Европейская поэзия XIX века.

ПЕСНИ МИЛОСАО, СЫНА ГОСПОДАРЯ ШКОДРЫ. (Из поэмы).

«Стылый воздух с гор струится…».

Стылый воздух с гор струится, И зима бредет в долины. Я пошел в стан Марелюлье, Там давно в немом безлюдье Ждал пастух меня. Он быстро Молоко согрел овечье И промолвил, прослезившись: «Пей, мой мальчик. Помню время — Приходил твой дед к нам часто, Молоко ему мы грели, И сидел он до рассвета, Горечь битвы забывая». Здесь могилы моих братьев — А земля врагу досталась. Зыбкий сон вспугнули овцы. Я проснулся: над Мбусатом[5] Поднимался бледный месяц, Серебром осыпав море. Во второй раз я проснулся: Звезды больше не смотрели На людей, укрытых буркой, На овец, шумевших глухо,— Ночь была, как смерть, черна. В третий раз я приподнялся: Закатился тонкий месяц, По холмам белесым овцы Одиноко разбрелися. Я в четвертый раз проснулся: Наши овцы пили воду Из реки, как небо, синей. Все постыло мне, в деревню Поспешил я вдоль долины. На траве в лучах рассвета Хлопья снега исчезали… Я вошел в орешник, вижу: Далеко за поворотом Чей-то стан мелькнул неясно С голубой полой одежды И каштановой косою.
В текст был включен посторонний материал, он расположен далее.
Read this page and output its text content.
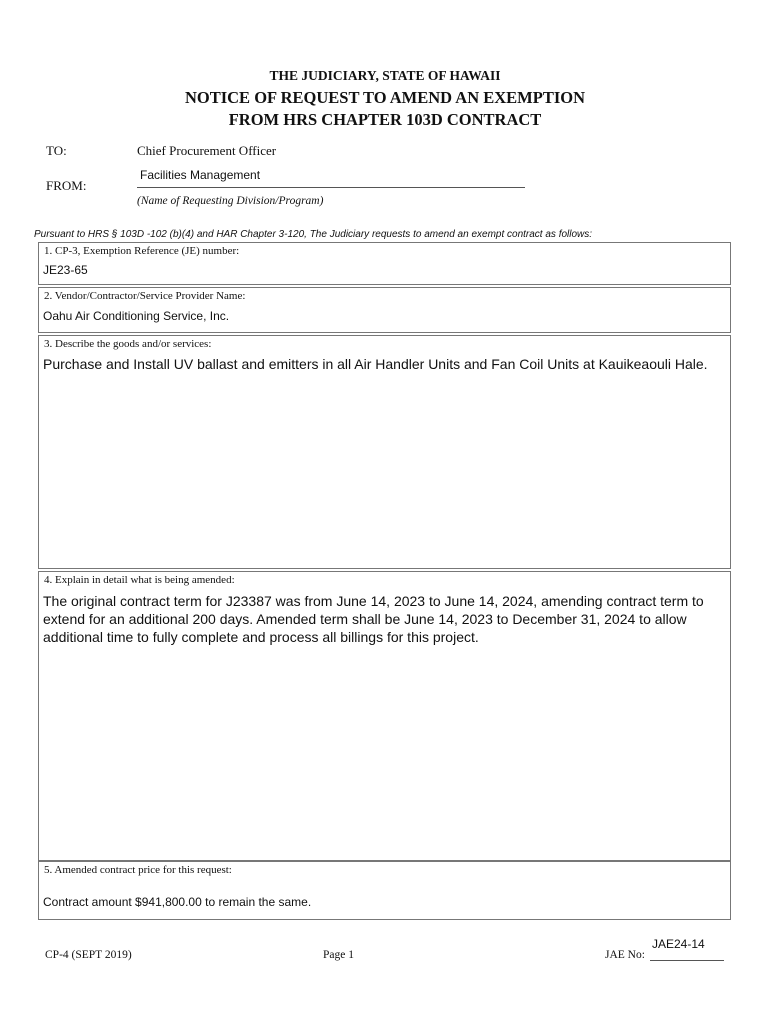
THE JUDICIARY, STATE OF HAWAII
NOTICE OF REQUEST TO AMEND AN EXEMPTION
FROM HRS CHAPTER 103D CONTRACT
TO:	Chief Procurement Officer
FROM:
Facilities Management
(Name of Requesting Division/Program)
Pursuant to HRS § 103D -102 (b)(4) and HAR Chapter 3-120, The Judiciary requests to amend an exempt contract as follows:
1. CP-3, Exemption Reference (JE) number:
JE23-65
2. Vendor/Contractor/Service Provider Name:
Oahu Air Conditioning Service, Inc.
3. Describe the goods and/or services:
Purchase and Install UV ballast and emitters in all Air Handler Units and Fan Coil Units at Kauikeaouli Hale.
4. Explain in detail what is being amended:
The original contract term for J23387 was from June 14, 2023 to June 14, 2024, amending contract term to extend for an additional 200 days. Amended term shall be June 14, 2023 to December 31, 2024 to allow additional time to fully complete and process all billings for this project.
5. Amended contract price for this request:
Contract amount $941,800.00 to remain the same.
CP-4 (SEPT 2019)	Page 1
JAE24-14
JAE No:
В камышах ее нагнал я.

Юноша.

Ты сегодня здесь! Не думал Я тебя так рано встретить.

Девушка.

Почему меня не видно — Помогаю братьям в поле. А сегодня мать велела Два цикория найти ей. Где ты спал сегодня ночью?

Юноша.

У костра, укрывшись буркой.

Девушка.

В этот холод? Почему же Ты домой не мог вернуться?

Юноша.

Потому что мимо дома Моего не ходит больше Девушка с густой косою.

Девушка.

Ты, как солнце, — одиноко Целый день бредешь к ночлегу. Разве плохо солнцу в небе?

Юноша.

Скоро вновь поход, чужбина. Я, тебе чужой, погибну. Рада будешь моей смерти.

Девушка.

Почему?
Мы по дороге Рядом шли. Она отстала И смотрела, пряча слезы, На вершины тополей.

* * *

«Лег, но не могу уснуть…».

Лег, но не могу уснуть. Дверь пошире отвори, Чтобы влажный ветер с моря Освежал всю ночь наш дом. Мне видны холмы отсюда, Наш очаг и звезды в небе, Вдоль стены сидят старухи, Год прошедший вспоминают…
Девушку с прекрасным станом Выбрал в жены я себе, Сын родился у меня, На нее лицом похожий. Сколько счастья в дом внесла Та, что, колыбель качая, Вышивает пояс мне! Лег, но не могу уснуть. Свет безбрежный, полуденный Вижу я в ее глазах; Безмятежна и прекрасна, В доме царствует она.
Пусть о днях моих счастливых Кто-нибудь на свете вспомнит, Как названья старых храмов, Гор и рек капризных вспомнят Те, что после нас родятся… Лег, но не могу уснуть.

* * *

«Дождь три дня свинцовой сетью…».

Дождь три дня свинцовой сетью Заслонял дыханье лета. На четвертый день над нивой Протянуло руки солнце. Я один в тоске смертельной К роднику с холма спустился, Под оливой сел на камень.
Плыло марево. Со стога Сорвалась воронья стая. Я вскочил, ошеломленный. Слышно было, как на ниве Женщины серпы точили. С виноградника летела Песнь протяжная. В то утро Словно родилась земля.
Рина, на твоей могиле Тоже зреет виноград? Но был твой удел счастливым, Даже если на кладбище Краше всех твоя ограда. Ты теперь вдали, одна,— Прах в блистающих одеждах,— Не разделишь с мужем радость Летнего, сухого дня. Господи, творец юдоли! Будь ко мне ты милосерден, Смерть приблизь, чтоб я навеки Вырвался из рук твоих.

* * *

«Дуют ветры с гор высоких…».

Дуют ветры с гор высоких, У дубов срывают листья. Кровь моя — в реке Води[6]. Воины, шатер откройте, Я хочу увидеть Шкодру, Я сестру хочу увидеть. У окна сестра томится, А вокруг качает ветер Волны яркие цветов. Мне там больше не проснуться. Вечерами, как и прежде, Собираются друзья… Я ж для них, как сон, исчезну! Нет на свете Милосао.